There are several ways. The more foolproof the method the more expensive/annoying for the consumer. You need to decide how foolproof you want this.
The 100% foolproof way is to supply a dongle. They are small devices that plug into a serial port/usb/parallel port. It would contain a clock, and when that clock says time is up, it is up. You could even custom burn a cd per dongle to ensure the key was correct, so they couldn't get a new dongle from you and use the old cd. You could then have a drive that would only access the CD is the dongle reported all was OK.
The easy to hack solution, when the decrypt driver is installed, add the current date into the registry and every tim the program is run, check the registry. Easy to foil. You could reinstall, install on another machine, set the computer time back etc etc etc.

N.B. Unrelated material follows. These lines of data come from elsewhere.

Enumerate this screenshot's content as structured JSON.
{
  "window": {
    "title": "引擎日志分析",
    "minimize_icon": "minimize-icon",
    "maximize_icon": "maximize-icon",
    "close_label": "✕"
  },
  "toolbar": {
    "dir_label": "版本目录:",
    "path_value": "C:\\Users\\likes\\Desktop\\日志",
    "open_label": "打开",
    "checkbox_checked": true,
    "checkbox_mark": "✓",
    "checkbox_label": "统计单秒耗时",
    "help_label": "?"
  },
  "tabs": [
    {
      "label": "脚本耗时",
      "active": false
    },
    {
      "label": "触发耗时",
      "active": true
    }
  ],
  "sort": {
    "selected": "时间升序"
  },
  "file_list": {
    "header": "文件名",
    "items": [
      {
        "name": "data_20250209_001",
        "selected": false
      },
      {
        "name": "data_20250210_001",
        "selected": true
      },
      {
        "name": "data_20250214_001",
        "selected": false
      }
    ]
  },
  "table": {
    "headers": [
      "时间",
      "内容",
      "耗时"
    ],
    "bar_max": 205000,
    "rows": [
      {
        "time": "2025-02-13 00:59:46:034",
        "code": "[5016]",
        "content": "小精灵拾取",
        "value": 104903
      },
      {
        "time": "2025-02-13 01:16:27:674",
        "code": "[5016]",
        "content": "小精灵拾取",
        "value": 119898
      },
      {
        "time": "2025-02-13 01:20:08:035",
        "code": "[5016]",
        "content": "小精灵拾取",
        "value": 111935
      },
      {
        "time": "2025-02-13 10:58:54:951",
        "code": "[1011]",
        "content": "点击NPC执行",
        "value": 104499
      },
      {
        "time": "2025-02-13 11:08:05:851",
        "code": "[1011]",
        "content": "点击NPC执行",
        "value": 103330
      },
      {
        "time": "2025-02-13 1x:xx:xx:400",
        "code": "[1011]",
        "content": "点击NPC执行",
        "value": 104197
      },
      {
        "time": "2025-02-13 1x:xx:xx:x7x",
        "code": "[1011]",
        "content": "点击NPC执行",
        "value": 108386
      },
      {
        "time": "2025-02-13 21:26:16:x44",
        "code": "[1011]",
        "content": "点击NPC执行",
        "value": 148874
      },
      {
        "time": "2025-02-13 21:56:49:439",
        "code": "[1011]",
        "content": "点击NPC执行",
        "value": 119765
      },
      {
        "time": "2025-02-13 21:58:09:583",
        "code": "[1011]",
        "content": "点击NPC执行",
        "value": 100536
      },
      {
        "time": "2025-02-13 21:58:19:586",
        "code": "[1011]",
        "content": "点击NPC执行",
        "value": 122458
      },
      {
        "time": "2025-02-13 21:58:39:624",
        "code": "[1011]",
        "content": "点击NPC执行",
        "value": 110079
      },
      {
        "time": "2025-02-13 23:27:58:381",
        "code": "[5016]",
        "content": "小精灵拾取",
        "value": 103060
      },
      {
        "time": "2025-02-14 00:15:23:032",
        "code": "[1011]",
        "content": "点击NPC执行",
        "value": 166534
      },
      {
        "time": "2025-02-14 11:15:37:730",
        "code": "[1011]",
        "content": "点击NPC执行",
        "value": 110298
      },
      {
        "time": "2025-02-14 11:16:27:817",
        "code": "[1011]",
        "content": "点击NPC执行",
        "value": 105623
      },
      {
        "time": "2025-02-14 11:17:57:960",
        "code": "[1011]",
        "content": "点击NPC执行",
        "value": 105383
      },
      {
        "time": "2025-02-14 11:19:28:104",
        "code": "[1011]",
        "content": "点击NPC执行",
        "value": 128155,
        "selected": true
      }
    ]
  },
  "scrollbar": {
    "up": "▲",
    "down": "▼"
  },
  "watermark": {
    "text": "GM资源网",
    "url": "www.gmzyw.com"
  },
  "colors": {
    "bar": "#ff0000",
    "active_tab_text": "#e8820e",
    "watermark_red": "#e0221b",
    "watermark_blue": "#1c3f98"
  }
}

Get self expiring media. Not sure if this is available to the masses, but the idea is that after either
1) It has been read X times
2) It is Y days old
the media degrades to such a poor quality it can no longer be read. I don't know how reliable X and Y are, or what kind of ranges are available.
I like the idea about using an NTP server. Assumes that computer is on the net, but this is less of a restriction now than it used to be.
What is the CD, who are the customers, and how long do you want them to have it? If the cd will sell for thousands, do it the right way. If all you have is a bunch of clipart, just use the registry.